Your worth, my friends, is not something you earn or stockpile. Your worth is your birthright. Your worth is in being exactly as God created you, in loving other people and allowing yourself to be loved in return.

When Jesus refuses to settle this man’s dispute, he’s not saying that he’s not qualified to be the judge. He’s dismissing it out of hand because he knows that that’s not where true worth is found for humanity. We are made and meant to do more than stockpile riches and die.

Living this way requires some type of faith. Of jumping out into the unknown, letting go of having so much secure-feeling stuff. Of putting resources and energy towards others, instead of just ourselves. And we have no absolute promise of safety.

This week, we will be exploring in Bible study the value of learning to walk in the dark, to put it in author Barbara Brown Taylor’s words. To look headfirst into the darkness of human experience and find the strength of the human spirit. To look into the darkness and find God’s presence. And so you are invited to come and learn with me, starting tomorrow, as we walk through the dark together.

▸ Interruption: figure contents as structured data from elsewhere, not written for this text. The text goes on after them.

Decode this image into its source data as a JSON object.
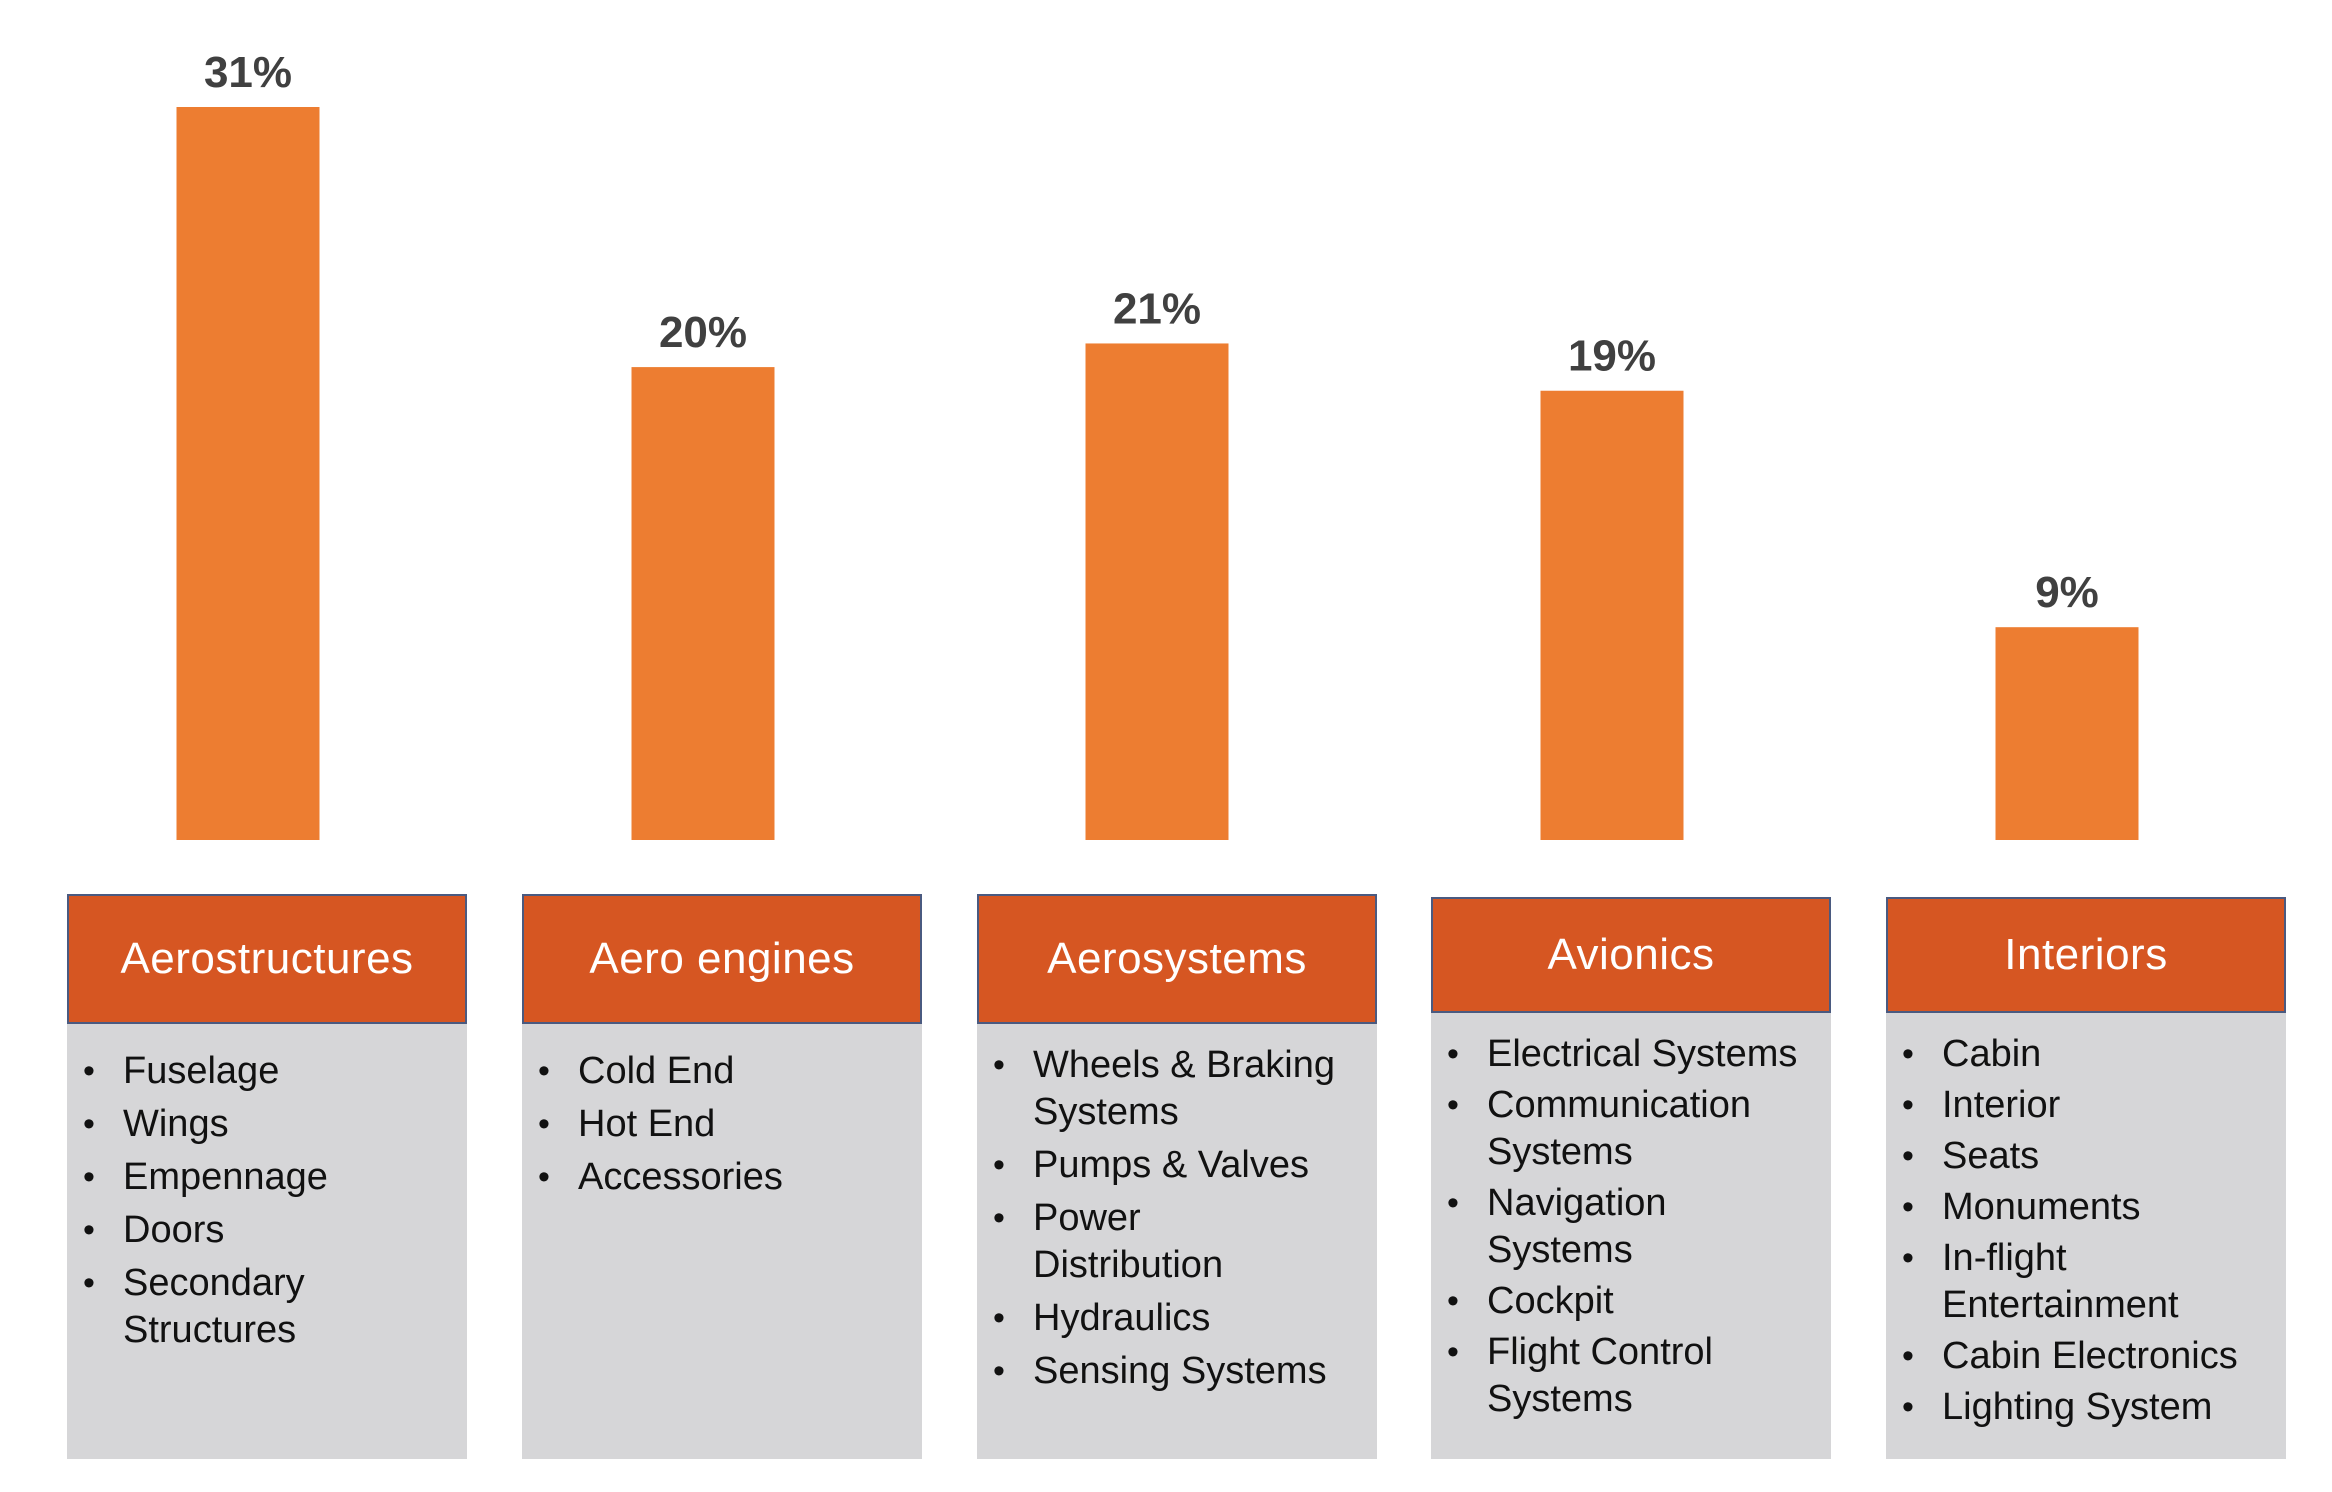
{
  "colors": {
    "bar": "#ed7d31",
    "header": "#d65622",
    "header_border": "#4a5a80",
    "body_bg": "#d6d6d8",
    "label": "#404040"
  },
  "chart_data": {
    "type": "bar",
    "categories": [
      "Aerostructures",
      "Aero engines",
      "Aerosystems",
      "Avionics",
      "Interiors"
    ],
    "values": [
      31,
      20,
      21,
      19,
      9
    ],
    "data_labels": [
      "31%",
      "20%",
      "21%",
      "19%",
      "9%"
    ],
    "ylim": [
      0,
      31
    ],
    "grid": false,
    "legend": "none",
    "title": "",
    "xlabel": "",
    "ylabel": ""
  },
  "cards": [
    {
      "title": "Aerostructures",
      "items": [
        "Fuselage",
        "Wings",
        "Empennage",
        "Doors",
        "Secondary Structures"
      ]
    },
    {
      "title": "Aero engines",
      "items": [
        "Cold End",
        "Hot End",
        "Accessories"
      ]
    },
    {
      "title": "Aerosystems",
      "items": [
        "Wheels & Braking Systems",
        "Pumps & Valves",
        "Power Distribution",
        "Hydraulics",
        "Sensing Systems"
      ]
    },
    {
      "title": "Avionics",
      "items": [
        "Electrical Systems",
        "Communication Systems",
        "Navigation Systems",
        "Cockpit",
        "Flight Control Systems"
      ]
    },
    {
      "title": "Interiors",
      "items": [
        "Cabin",
        "Interior",
        "Seats",
        "Monuments",
        "In-flight Entertainment",
        "Cabin Electronics",
        "Lighting System"
      ]
    }
  ]
}
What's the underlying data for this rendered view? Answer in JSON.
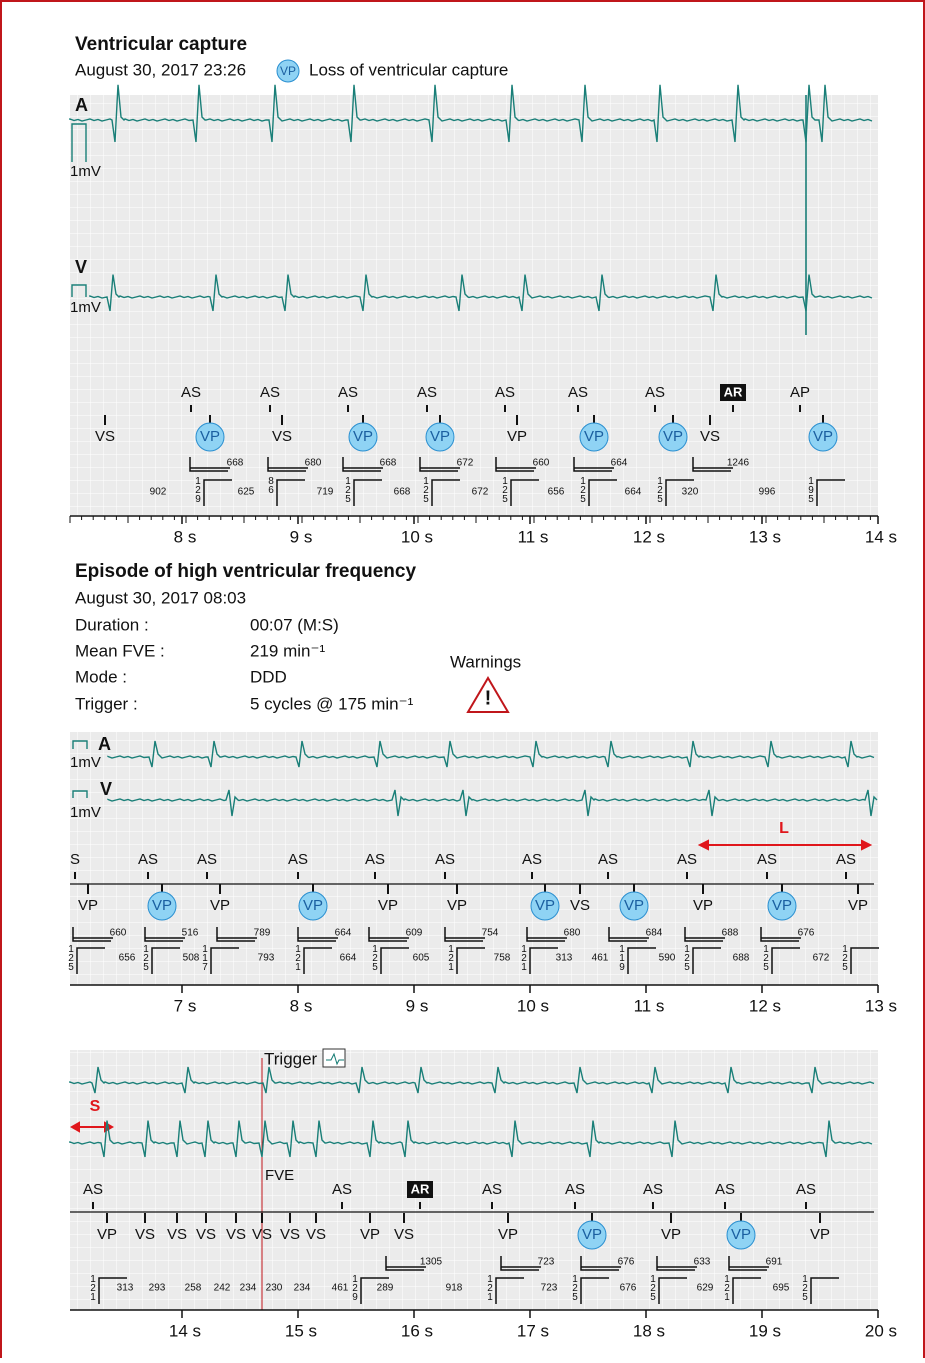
{
  "panel1": {
    "title": "Ventricular capture",
    "date": "August 30, 2017 23:26",
    "legend_badge": "VP",
    "legend_text": "Loss of ventricular capture",
    "channels": [
      "A",
      "V"
    ],
    "scale_labels": [
      "1mV",
      "1mV"
    ],
    "atrial_markers": [
      "AS",
      "AS",
      "AS",
      "AS",
      "AS",
      "AS",
      "AS",
      "AR",
      "AP"
    ],
    "ventricular_markers": [
      "VS",
      "VP",
      "VS",
      "VP",
      "VP",
      "VP",
      "VP",
      "VP",
      "VS",
      "VP"
    ],
    "upper_intervals": [
      "668",
      "680",
      "668",
      "672",
      "660",
      "664",
      "1246"
    ],
    "lower_intervals": [
      "902",
      "625",
      "719",
      "668",
      "672",
      "656",
      "664",
      "320",
      "996"
    ],
    "vertical_intervals": [
      "129",
      "86",
      "125",
      "125",
      "125",
      "125",
      "125",
      "195"
    ],
    "time_ticks": [
      "8 s",
      "9 s",
      "10 s",
      "11 s",
      "12 s",
      "13 s",
      "14 s"
    ]
  },
  "panel2": {
    "title": "Episode of high ventricular frequency",
    "date": "August 30, 2017 08:03",
    "details": [
      {
        "label": "Duration :",
        "value": "00:07 (M:S)"
      },
      {
        "label": "Mean FVE :",
        "value": "219 min⁻¹"
      },
      {
        "label": "Mode :",
        "value": "DDD"
      },
      {
        "label": "Trigger :",
        "value": "5 cycles @ 175 min⁻¹"
      }
    ],
    "warnings": "Warnings",
    "strip1": {
      "channels": [
        "A",
        "V"
      ],
      "scale_labels": [
        "1mV",
        "1mV"
      ],
      "annotation": "L",
      "atrial_markers": [
        "S",
        "AS",
        "AS",
        "AS",
        "AS",
        "AS",
        "AS",
        "AS",
        "AS",
        "AS",
        "AS"
      ],
      "ventricular_markers": [
        "VP",
        "VP",
        "VP",
        "VP",
        "VP",
        "VP",
        "VP",
        "VS",
        "VP",
        "VP",
        "VP",
        "VP"
      ],
      "upper_intervals": [
        "660",
        "516",
        "789",
        "664",
        "609",
        "754",
        "680",
        "684",
        "688",
        "676"
      ],
      "lower_intervals": [
        "656",
        "508",
        "793",
        "664",
        "605",
        "758",
        "313",
        "461",
        "590",
        "688",
        "672"
      ],
      "vertical_intervals": [
        "125",
        "125",
        "117",
        "121",
        "125",
        "121",
        "121",
        "119",
        "125",
        "125",
        "125"
      ],
      "time_ticks": [
        "7 s",
        "8 s",
        "9 s",
        "10 s",
        "11 s",
        "12 s",
        "13 s"
      ]
    },
    "strip2": {
      "trigger": "Trigger",
      "annotation": "S",
      "fve": "FVE",
      "atrial_markers": [
        "AS",
        "AS",
        "AR",
        "AS",
        "AS",
        "AS",
        "AS",
        "AS"
      ],
      "ventricular_markers": [
        "VP",
        "VS",
        "VS",
        "VS",
        "VS",
        "VS",
        "VS",
        "VS",
        "VP",
        "VS",
        "VP",
        "VP",
        "VP",
        "VP",
        "VP"
      ],
      "upper_intervals": [
        "1305",
        "723",
        "676",
        "633",
        "691"
      ],
      "lower_intervals": [
        "313",
        "293",
        "258",
        "242",
        "234",
        "230",
        "234",
        "461",
        "289",
        "918",
        "723",
        "676",
        "629",
        "695"
      ],
      "vertical_intervals": [
        "121",
        "129",
        "121",
        "125",
        "125",
        "121",
        "125"
      ],
      "time_ticks": [
        "14 s",
        "15 s",
        "16 s",
        "17 s",
        "18 s",
        "19 s",
        "20 s"
      ]
    }
  }
}
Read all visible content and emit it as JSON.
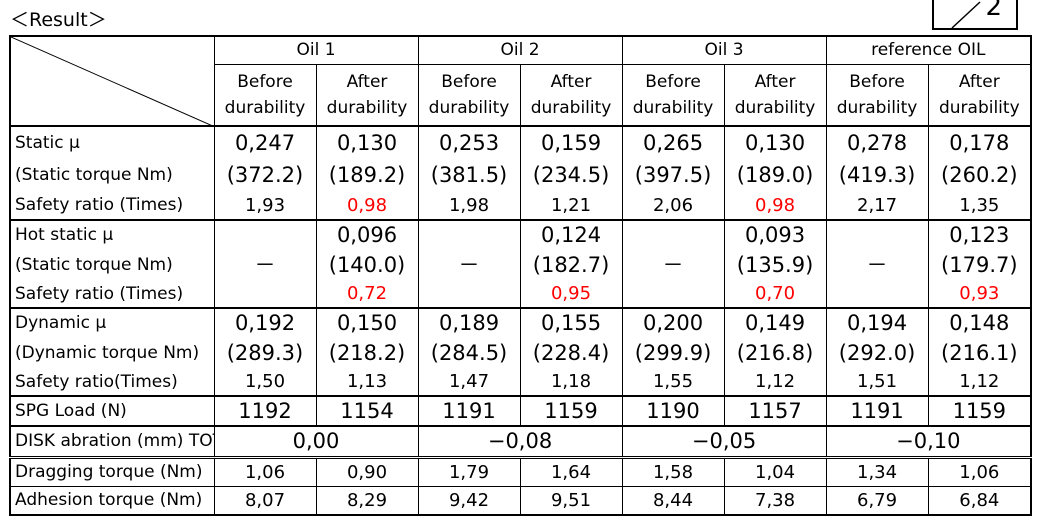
{
  "title": "＜Result＞",
  "page_number": "2",
  "groups": [
    "Oil 1",
    "Oil 2",
    "Oil 3",
    "reference OIL"
  ],
  "sub_headers": {
    "before": [
      "Before",
      "durability"
    ],
    "after": [
      "After",
      "durability"
    ]
  },
  "rows": {
    "static_mu": {
      "label": "Static μ",
      "values": [
        "0,247",
        "0,130",
        "0,253",
        "0,159",
        "0,265",
        "0,130",
        "0,278",
        "0,178"
      ]
    },
    "static_torque": {
      "label": "(Static torque Nm)",
      "values": [
        "(372.2)",
        "(189.2)",
        "(381.5)",
        "(234.5)",
        "(397.5)",
        "(189.0)",
        "(419.3)",
        "(260.2)"
      ]
    },
    "static_safety": {
      "label": "Safety ratio (Times)",
      "values": [
        "1,93",
        "0,98",
        "1,98",
        "1,21",
        "2,06",
        "0,98",
        "2,17",
        "1,35"
      ]
    },
    "hot_mu": {
      "label": "Hot static μ",
      "values": [
        "0,096",
        "0,124",
        "0,093",
        "0,123"
      ]
    },
    "hot_torque": {
      "label": "(Static torque Nm)",
      "values": [
        "(140.0)",
        "(182.7)",
        "(135.9)",
        "(179.7)"
      ]
    },
    "hot_safety": {
      "label": "Safety ratio (Times)",
      "values": [
        "0,72",
        "0,95",
        "0,70",
        "0,93"
      ]
    },
    "hot_before_dash": "－",
    "dyn_mu": {
      "label": "Dynamic μ",
      "values": [
        "0,192",
        "0,150",
        "0,189",
        "0,155",
        "0,200",
        "0,149",
        "0,194",
        "0,148"
      ]
    },
    "dyn_torque": {
      "label": "(Dynamic torque Nm)",
      "values": [
        "(289.3)",
        "(218.2)",
        "(284.5)",
        "(228.4)",
        "(299.9)",
        "(216.8)",
        "(292.0)",
        "(216.1)"
      ]
    },
    "dyn_safety": {
      "label": "Safety ratio(Times)",
      "values": [
        "1,50",
        "1,13",
        "1,47",
        "1,18",
        "1,55",
        "1,12",
        "1,51",
        "1,12"
      ]
    },
    "spg": {
      "label": "SPG Load (N)",
      "values": [
        "1192",
        "1154",
        "1191",
        "1159",
        "1190",
        "1157",
        "1191",
        "1159"
      ]
    },
    "disk": {
      "label": "DISK abration (mm) TOTAL",
      "values": [
        "0,00",
        "−0,08",
        "−0,05",
        "−0,10"
      ]
    },
    "dragging": {
      "label": "Dragging torque (Nm)",
      "values": [
        "1,06",
        "0,90",
        "1,79",
        "1,64",
        "1,58",
        "1,04",
        "1,34",
        "1,06"
      ]
    },
    "adhesion": {
      "label": "Adhesion torque (Nm)",
      "values": [
        "8,07",
        "8,29",
        "9,42",
        "9,51",
        "8,44",
        "7,38",
        "6,79",
        "6,84"
      ]
    }
  },
  "colors": {
    "highlight": "#ff0000",
    "text": "#000000",
    "border": "#000000"
  }
}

It’s my hope to use and continue to use my role as a pastor, as one who is there for people’s biggest moments, to continue to help them find God in those moments. To be, instead of a strange seat mate on an airplane, someone who teaches people to walk in the dark, even through their anxieties, to enjoy life as God has given it, to realize how truly beloved each of you are.

And this week, no matter what, may you find rest for your souls. May you let go of your worry, if only for this week, let go of your existential dread to put your energy towards enjoying yourself, enjoying this beautiful place, enjoying all of the people that God has brought here to be with you. That, according to both Jesus and the Teacher in Ecclesiastes, is what it means to be rich towards God — to be full of life is to be full of love.

So may you live, and love, this week – it is what you were created to do. Amen.